Formerly an aerospace engineer for the Nazis, Dr. Kreutz escaped to America after the end of World War II. He comes to work under Colonel Crawford after the Roswell landings in 1947. Dr. Kreutz is a rather stern and cold man, and offhandedly sacrifices test subjects. He is killed in an explosion along with the mad victims of the experiment on Russell Keys.

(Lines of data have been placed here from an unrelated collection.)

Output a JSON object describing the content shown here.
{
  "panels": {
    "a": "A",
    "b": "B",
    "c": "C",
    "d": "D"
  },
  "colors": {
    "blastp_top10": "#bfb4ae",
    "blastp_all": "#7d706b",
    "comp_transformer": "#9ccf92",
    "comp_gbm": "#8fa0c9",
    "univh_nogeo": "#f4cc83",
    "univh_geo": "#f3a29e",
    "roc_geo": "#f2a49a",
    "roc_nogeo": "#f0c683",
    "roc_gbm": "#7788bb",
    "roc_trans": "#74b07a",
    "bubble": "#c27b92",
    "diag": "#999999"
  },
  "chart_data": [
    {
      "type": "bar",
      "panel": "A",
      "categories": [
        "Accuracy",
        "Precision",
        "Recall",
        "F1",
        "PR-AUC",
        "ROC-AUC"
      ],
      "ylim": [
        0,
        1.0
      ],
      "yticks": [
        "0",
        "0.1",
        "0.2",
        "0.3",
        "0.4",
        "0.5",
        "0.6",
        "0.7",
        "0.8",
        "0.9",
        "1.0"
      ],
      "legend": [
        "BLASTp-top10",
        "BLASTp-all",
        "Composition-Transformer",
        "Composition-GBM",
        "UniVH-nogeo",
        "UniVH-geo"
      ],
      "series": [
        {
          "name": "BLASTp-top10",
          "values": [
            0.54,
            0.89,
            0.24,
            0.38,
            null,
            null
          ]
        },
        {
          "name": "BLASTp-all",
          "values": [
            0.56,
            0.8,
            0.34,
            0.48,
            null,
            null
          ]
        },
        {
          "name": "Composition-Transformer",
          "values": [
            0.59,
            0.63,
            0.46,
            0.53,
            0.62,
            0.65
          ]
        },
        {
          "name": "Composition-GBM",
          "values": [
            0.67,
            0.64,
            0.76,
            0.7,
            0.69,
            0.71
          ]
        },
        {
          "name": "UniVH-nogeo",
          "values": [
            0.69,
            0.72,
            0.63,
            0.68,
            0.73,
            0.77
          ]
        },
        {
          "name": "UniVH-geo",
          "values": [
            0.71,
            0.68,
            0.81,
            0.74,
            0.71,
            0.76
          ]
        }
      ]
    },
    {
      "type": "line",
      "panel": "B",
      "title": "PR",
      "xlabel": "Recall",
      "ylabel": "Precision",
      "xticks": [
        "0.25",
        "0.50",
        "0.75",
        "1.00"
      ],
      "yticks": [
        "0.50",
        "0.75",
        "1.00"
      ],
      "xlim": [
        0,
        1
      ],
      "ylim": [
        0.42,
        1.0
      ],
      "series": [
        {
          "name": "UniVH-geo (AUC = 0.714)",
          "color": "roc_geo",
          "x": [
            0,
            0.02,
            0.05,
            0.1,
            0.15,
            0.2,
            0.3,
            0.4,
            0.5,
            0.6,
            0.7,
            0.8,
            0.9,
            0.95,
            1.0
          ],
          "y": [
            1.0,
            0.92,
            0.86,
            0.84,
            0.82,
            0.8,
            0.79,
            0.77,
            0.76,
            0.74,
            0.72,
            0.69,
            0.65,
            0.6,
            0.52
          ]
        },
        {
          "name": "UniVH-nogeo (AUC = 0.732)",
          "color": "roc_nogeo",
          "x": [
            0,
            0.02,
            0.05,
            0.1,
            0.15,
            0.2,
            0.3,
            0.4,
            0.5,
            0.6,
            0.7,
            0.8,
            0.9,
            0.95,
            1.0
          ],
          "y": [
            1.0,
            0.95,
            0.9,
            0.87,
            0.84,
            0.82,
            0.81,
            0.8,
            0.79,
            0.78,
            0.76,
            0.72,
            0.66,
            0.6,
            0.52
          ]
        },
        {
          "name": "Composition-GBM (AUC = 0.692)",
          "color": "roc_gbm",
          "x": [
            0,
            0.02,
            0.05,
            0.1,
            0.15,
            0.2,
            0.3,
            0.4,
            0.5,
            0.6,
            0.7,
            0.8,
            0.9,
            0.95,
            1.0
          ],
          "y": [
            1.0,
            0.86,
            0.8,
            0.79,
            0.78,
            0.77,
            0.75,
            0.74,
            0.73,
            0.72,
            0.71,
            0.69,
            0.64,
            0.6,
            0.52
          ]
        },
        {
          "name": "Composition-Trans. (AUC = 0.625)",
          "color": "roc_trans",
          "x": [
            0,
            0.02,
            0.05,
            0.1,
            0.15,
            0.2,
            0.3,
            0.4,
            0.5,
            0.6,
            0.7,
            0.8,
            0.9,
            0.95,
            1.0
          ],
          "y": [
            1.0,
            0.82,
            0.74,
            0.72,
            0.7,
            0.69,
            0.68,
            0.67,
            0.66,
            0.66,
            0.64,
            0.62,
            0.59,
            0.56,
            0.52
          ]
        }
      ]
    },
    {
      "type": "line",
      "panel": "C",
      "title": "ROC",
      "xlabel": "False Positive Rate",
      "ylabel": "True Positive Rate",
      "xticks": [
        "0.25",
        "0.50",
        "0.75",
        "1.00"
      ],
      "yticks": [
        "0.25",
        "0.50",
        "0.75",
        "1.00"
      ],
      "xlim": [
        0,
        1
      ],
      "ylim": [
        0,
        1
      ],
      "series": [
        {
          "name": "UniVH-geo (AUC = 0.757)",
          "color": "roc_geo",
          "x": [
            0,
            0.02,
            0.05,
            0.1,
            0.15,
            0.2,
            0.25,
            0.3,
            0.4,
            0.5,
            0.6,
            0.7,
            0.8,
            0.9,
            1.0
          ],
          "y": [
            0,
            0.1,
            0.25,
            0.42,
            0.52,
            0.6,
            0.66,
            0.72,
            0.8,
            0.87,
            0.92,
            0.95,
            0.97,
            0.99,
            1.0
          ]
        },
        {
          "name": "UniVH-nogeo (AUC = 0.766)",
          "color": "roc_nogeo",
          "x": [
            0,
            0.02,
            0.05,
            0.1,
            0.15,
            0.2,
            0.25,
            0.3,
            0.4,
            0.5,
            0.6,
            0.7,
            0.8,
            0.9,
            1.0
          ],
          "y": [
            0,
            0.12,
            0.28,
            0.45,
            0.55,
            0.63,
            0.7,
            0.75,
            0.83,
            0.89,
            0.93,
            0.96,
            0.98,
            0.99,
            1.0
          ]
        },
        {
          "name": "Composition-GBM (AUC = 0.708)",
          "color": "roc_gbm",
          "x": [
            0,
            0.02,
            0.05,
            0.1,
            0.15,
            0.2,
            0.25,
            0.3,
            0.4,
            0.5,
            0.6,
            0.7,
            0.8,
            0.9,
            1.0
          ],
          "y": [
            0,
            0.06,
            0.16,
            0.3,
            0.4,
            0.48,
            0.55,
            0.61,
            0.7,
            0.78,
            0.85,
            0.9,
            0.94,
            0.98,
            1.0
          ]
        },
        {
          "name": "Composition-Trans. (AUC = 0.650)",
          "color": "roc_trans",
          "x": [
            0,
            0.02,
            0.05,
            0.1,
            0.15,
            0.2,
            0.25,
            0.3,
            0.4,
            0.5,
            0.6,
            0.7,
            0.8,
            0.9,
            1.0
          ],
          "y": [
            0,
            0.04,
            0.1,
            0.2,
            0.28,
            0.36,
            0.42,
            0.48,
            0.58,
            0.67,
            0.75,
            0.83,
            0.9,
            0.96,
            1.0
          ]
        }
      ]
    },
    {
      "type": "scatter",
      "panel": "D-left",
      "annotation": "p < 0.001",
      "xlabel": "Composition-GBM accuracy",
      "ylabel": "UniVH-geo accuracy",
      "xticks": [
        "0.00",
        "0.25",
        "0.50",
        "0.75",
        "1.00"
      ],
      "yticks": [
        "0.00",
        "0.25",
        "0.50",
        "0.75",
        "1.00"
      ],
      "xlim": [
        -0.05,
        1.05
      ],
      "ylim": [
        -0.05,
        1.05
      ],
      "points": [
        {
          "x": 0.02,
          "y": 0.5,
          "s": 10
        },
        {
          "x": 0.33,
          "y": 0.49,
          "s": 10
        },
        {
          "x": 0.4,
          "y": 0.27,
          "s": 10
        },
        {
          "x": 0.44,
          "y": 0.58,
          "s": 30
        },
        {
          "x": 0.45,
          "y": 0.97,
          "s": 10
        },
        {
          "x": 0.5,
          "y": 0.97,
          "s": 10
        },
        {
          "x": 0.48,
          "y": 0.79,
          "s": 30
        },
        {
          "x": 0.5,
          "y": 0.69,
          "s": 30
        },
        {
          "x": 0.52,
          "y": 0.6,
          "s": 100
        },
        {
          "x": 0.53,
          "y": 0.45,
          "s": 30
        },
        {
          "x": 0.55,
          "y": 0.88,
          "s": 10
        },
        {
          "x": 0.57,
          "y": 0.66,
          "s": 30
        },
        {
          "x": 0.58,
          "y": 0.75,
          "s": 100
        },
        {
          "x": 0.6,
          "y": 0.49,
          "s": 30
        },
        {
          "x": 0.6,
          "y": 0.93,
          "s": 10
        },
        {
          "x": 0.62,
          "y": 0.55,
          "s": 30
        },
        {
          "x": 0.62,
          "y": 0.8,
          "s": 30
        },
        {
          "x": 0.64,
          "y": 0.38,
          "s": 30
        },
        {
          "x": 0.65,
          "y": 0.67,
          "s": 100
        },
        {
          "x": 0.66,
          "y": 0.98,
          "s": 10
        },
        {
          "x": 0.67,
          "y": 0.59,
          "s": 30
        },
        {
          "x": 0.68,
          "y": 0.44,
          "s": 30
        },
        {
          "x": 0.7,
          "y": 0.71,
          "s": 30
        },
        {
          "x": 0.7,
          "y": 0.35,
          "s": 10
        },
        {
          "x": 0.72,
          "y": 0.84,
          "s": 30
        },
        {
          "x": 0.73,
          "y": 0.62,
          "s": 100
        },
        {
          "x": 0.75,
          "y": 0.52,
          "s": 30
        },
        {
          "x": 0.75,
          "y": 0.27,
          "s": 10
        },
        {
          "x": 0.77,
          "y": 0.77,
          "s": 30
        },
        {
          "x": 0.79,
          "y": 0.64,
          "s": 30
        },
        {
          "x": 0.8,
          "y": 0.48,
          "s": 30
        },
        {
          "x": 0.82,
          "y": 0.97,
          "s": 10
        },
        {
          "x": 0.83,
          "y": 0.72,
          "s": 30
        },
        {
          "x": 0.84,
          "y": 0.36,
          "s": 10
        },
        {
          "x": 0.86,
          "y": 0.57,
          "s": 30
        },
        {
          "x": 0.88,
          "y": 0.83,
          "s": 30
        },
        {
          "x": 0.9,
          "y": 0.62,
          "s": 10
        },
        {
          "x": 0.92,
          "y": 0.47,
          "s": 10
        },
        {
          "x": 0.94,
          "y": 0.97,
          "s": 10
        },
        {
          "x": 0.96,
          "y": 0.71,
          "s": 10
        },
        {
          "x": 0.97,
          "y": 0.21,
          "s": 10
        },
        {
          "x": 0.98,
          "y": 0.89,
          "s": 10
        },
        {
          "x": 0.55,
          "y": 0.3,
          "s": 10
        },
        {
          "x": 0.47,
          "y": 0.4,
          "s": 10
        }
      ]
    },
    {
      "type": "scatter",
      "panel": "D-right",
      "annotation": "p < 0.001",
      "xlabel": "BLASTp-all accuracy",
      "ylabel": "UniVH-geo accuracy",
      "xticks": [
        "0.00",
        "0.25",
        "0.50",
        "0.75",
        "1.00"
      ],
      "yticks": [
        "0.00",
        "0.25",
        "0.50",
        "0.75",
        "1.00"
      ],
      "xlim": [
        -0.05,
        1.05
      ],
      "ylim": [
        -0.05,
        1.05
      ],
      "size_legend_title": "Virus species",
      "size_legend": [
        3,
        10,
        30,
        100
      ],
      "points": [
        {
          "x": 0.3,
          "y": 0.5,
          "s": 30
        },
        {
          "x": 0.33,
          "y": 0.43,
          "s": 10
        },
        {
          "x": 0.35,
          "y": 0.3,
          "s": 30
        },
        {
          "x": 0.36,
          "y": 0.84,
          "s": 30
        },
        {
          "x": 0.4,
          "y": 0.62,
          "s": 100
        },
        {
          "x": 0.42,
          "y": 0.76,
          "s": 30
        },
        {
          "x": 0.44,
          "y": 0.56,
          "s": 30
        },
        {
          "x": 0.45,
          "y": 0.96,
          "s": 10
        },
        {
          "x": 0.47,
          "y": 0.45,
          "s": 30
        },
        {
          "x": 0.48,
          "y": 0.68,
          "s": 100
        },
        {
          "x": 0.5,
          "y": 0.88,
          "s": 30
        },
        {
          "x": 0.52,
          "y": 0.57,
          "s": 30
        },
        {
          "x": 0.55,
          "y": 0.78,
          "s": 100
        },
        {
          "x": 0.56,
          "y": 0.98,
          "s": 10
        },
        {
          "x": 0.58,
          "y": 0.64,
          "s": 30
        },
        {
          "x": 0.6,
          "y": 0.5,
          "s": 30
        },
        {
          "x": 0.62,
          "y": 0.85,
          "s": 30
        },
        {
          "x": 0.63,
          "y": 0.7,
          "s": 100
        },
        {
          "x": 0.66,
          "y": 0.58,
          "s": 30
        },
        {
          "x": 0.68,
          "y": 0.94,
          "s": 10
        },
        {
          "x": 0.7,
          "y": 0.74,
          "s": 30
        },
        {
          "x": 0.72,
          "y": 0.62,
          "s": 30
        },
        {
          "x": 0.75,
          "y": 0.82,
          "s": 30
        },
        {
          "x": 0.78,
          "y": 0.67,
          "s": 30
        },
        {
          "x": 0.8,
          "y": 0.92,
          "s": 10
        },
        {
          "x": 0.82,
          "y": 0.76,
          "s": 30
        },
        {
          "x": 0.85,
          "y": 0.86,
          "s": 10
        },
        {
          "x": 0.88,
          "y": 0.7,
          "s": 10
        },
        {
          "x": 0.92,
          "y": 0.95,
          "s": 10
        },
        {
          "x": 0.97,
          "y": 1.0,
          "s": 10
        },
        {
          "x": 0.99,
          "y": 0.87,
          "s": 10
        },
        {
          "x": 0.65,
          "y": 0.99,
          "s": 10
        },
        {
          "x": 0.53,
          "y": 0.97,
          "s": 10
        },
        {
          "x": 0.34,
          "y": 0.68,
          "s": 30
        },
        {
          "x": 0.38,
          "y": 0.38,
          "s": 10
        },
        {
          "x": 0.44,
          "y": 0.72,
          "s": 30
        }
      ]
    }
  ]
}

- Lester (died April 18, 1970)
 Played by Frederick Koehler.
 Up in the frozen forests of Alaska, dwells Lester. He is an alien-human hybrid, but unlike Jacob Clarke, he was born horribly deformed more alien outside than inside. Lester has the appearance of a mutated human-alien, he has the bone-chilling psychic ability to kill whoever looks him in the eye. Absolutely terrified of himself, he hides in a small shack in the woods. He builds an Inuit-inspired tomb for his dead twin brother (who was also deformed), hoping to revive him with magic. Lester and his twin brother are failed experiments of the aliens, and therefore of no importance.

- Patricia
 Played by Janet Wright.

- Dr. Harriet Penzler (died 2002)
 Played by Gabrielle Rose.
 A psychological counselor, Dr. Penzler is engrossed by hearing the experiences of the 'taken', and has opened a therapy group so abductees can talk about their experiences. She also uses hypnosis on the members of the group to recollect their memories. However, some of the members of the group find their confidence in her testing. She is killed by a government agent while hypnotizing Lisa to help her find Allie.

- Lieutenant Pierce
 Played by Michael Soltis.
 A young soldier that takes care of Allie while she's under the US Army custody. He reads the Adventures of Huckleberry Finn to her. When the UFO crashes, he's one of the soldiers chosen to go inside. After Allie's deception is uncovered, he helps her and her parents escape.

- Dr. Powell
 Played by Terry Chen.

- Dr. Quarrington
 Played by Malcolm Stewart.

- Ray
 Played by Brian Markinson.
 Ray is an angry and confused man who pretends that he was abducted by aliens, but was in fact a victim of child sexual abuse. He attempts to create a media spectacle by holding the therapy group hostage in a bid to prove to himself that is a sane man. Allie convinces him to surrender.

- Sue (d. July 1947)
 Played by Stacy Grant.
 Captain Crawford's girlfriend, until he becomes interested in Anne, a marriage that could help his career. Sue finds a piece of alien technology and gives it to him. He promises her to rekindle their relationship, but he brutally kills her to marry Anne.

- Private William Toland
 Played by Jason Grayhm.

- Sheriff Bill Walker
 Played by Ian Tracey.
 Second husband to Kate Keys.

- Captain Walker
 Played by Roger Cross.
 One of the soldiers that guards Allie while in custody of the US Army. After the UFO crashes, he leads the soldiers chosen to go inside.

- Dr. Chet Wakeman (died 2002)
 Played by Matt Frewer.
 Despite being a highly intelligent and rather blackly humorous character, Dr. Chet Wakeman can be rather sadistic. Wakeman, being a scientist, has a grossly childlike fascination with the aliens, and will sacrifice absolutely anything to have a share in the alien experience. As a result, he gleefully sentences test subjects - both human and animal - to their deaths in order to extract research data, and to satisfy his curiosity. Although he is Eric Crawford's friend, their friendship cools over the years, especially when Wakeman falls in love with Eric's daughter Mary. The two have an affair for several years, until she shoots him in the back when he tries to warn Charlie Keys and Lisa Clarke, killing him.

- Lieutenant Williams
 Played by Tobias Mehler.
 One of the soldiers that guards Allie while in custody of the US Army. After the UFO crashes, he's one of the soldiers chosen to go inside.